In his recent Channel 4 documentary on UK television, Niall Ferguson suggested that the “killer app”, the main contributor to the economic and material success of certain Western nations, particularly Germany, the UK and USA, has been the Protestant work ethic. Today however, we see the UK losing its place as a major player in the world at the same time as its population has become increasingly secular.
This success has not been shared to the same extent by predominantly Roman Catholic countries; take for instance the way the USA has outshone the South American nations. You may argue that Asian nations like China are now coming to the fore, but did you know that the Chinese church is growing rapidly? There are estimated to be 50 – 100 million Christians in China today. So why have the Protestant nations been prone to hard work? What has made the difference?

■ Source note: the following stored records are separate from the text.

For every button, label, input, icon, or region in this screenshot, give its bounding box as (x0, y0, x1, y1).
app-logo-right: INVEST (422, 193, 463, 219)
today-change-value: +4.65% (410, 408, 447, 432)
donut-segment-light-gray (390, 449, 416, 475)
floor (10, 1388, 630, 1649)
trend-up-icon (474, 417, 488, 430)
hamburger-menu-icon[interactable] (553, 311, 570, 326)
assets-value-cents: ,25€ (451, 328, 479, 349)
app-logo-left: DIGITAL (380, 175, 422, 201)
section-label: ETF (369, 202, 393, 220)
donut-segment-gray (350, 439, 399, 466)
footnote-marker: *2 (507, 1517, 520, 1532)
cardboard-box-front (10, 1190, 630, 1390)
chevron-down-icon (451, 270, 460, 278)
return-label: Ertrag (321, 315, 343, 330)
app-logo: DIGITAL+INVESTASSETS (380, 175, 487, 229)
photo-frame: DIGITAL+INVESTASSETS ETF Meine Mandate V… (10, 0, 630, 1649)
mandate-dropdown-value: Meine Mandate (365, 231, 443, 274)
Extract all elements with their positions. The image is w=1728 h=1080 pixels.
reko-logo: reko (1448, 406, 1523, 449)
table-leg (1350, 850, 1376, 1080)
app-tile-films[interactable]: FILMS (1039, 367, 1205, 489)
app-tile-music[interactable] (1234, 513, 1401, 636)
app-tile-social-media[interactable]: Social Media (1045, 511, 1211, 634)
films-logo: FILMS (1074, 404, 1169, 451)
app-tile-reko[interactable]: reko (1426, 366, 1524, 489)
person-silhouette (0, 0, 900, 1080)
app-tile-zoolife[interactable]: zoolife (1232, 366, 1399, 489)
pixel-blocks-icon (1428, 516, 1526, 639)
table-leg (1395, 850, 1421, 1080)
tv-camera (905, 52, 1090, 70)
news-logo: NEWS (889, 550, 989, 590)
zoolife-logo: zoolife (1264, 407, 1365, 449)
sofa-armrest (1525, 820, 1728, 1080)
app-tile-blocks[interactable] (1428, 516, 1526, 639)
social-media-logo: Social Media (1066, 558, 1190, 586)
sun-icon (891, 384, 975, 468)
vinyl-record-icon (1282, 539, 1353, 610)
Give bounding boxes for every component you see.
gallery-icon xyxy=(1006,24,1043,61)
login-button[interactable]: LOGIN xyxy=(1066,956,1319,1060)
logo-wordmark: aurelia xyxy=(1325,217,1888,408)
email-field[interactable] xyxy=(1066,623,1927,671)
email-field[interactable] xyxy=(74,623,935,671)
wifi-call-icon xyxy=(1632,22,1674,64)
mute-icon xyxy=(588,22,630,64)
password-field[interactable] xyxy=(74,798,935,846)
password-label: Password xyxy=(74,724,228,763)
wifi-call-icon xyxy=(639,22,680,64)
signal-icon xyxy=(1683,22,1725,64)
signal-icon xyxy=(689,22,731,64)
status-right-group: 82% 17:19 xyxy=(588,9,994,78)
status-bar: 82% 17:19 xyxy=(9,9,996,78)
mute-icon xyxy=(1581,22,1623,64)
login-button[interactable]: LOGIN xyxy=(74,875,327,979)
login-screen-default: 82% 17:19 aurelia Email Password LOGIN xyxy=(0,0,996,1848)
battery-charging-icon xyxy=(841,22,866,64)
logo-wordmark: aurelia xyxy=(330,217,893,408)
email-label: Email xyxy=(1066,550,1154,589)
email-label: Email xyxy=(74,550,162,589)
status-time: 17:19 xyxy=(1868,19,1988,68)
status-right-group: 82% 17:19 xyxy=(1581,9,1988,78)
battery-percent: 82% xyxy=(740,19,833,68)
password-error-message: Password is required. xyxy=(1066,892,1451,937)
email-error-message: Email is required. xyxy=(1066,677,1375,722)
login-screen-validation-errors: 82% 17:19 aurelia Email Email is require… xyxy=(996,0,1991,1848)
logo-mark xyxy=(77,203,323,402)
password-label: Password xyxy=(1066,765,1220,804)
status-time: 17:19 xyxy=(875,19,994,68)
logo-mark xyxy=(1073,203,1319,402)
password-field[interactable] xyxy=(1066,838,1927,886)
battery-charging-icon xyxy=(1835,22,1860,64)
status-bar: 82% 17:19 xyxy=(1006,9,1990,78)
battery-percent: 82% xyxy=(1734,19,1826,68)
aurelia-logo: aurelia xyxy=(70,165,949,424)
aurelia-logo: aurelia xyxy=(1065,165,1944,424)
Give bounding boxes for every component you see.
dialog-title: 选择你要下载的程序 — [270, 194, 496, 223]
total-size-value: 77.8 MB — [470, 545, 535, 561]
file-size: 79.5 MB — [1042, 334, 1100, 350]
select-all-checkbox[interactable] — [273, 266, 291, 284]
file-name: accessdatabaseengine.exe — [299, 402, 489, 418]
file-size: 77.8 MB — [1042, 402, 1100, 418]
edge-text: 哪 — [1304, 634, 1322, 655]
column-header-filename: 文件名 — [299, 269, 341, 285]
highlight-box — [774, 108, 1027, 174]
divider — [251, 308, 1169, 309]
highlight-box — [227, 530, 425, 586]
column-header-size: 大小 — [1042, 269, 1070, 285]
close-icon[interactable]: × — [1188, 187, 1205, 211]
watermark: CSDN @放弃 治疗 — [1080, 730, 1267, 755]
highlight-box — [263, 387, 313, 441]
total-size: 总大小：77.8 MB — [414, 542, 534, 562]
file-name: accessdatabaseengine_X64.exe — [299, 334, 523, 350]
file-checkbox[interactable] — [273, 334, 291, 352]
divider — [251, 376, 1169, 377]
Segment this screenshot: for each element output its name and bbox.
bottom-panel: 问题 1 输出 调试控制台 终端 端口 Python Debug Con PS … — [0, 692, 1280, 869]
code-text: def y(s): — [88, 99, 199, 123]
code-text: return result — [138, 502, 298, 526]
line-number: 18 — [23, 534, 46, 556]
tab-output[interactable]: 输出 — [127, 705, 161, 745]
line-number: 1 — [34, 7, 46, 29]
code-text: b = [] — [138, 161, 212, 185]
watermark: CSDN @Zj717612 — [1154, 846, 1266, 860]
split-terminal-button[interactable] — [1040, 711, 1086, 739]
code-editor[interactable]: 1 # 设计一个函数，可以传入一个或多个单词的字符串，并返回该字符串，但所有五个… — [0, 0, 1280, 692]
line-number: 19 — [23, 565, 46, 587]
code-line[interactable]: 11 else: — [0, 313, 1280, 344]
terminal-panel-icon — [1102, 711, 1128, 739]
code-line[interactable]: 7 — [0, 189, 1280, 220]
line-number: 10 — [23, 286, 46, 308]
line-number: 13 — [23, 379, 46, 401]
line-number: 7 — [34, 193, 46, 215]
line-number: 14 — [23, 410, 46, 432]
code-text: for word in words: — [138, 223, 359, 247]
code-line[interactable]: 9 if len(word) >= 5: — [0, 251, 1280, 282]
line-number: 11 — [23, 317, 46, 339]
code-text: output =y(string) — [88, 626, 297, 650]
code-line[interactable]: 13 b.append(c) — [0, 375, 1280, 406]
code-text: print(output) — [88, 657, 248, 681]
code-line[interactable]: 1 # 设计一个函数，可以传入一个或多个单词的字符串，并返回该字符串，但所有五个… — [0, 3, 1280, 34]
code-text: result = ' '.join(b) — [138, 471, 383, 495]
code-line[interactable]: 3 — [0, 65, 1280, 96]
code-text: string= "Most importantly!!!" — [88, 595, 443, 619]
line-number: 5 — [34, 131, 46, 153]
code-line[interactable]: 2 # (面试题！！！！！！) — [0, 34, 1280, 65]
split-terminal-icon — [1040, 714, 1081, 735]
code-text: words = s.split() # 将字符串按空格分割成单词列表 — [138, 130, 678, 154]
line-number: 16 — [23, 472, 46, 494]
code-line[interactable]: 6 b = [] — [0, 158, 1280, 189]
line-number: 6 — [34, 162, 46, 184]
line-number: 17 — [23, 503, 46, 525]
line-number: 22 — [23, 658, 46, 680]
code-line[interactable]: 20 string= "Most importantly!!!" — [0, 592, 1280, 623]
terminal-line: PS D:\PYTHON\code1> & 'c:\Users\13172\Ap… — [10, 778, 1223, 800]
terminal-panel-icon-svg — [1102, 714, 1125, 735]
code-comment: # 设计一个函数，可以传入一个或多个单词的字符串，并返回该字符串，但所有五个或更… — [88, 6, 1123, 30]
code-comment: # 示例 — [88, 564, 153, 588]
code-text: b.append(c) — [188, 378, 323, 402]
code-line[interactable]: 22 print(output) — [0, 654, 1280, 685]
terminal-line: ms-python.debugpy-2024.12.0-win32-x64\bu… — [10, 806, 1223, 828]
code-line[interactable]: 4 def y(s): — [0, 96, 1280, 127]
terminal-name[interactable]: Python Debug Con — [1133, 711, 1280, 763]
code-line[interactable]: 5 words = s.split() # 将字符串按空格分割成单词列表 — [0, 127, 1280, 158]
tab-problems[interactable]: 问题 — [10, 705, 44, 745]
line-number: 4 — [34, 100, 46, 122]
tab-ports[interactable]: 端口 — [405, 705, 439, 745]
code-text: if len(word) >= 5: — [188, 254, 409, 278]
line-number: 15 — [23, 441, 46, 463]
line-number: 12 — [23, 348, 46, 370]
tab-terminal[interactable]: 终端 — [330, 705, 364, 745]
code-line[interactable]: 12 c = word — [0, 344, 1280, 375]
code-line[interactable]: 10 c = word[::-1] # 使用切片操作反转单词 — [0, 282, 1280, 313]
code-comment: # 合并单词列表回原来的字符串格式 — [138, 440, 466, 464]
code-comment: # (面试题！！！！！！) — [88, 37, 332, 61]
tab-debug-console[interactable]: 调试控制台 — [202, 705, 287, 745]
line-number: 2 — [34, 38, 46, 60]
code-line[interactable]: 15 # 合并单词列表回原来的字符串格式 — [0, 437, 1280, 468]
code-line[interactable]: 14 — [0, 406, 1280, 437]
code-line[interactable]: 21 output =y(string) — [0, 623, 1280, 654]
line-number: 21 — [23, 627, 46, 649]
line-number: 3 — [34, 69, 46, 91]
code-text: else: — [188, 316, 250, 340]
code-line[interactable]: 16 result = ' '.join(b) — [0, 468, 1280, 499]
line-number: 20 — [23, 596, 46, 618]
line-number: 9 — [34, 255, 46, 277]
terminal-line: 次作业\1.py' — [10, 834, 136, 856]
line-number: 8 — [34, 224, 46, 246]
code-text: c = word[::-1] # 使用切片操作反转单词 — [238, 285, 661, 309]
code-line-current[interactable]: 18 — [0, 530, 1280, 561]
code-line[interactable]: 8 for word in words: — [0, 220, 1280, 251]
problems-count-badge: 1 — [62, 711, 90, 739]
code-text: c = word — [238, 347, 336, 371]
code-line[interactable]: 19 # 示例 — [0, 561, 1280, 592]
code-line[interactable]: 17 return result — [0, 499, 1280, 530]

I suggest that there is a direct correlation between hard work and a personal knowledge of the Bible. So what is the Bible’s attitude to work?
“Make it your ambition to lead a quiet life: You should mind your own business and work with your hands, just as we told you, so that your daily life may win the respect of outsiders and so that you will not be dependent on anybody.” (1 Thess. 4:11-12)
“Whatever you do, work at it with all your heart, as working for the Lord, not for human masters.” (Colossians 3:23)
It may be called the “Protestant” work ethic, but the Jewish scriptures have the same emphasis:
“You people who don’t want to work, think about the ant! Consider its ways and be wise!” (Proverbs 6:6)
Given the Bible’s emphasis on hard work, it is strange to note that its main message, i.e. how we find peace with our Creator, is not based on work at all, but simply on faith. Paul writes to the believers in Ephesus:
“You have been saved by faith in God, who treats us much better than we deserve. You did not save yourselves; it was a gift from God. It was not the result of your own efforts, so you cannot boast about it.” (Ephesians 2:8-9)
How many of us make the mistake of trying to impress God with our own efforts, rather than choosing God’s way, that of receiving His gift of love and forgiveness simply by trust?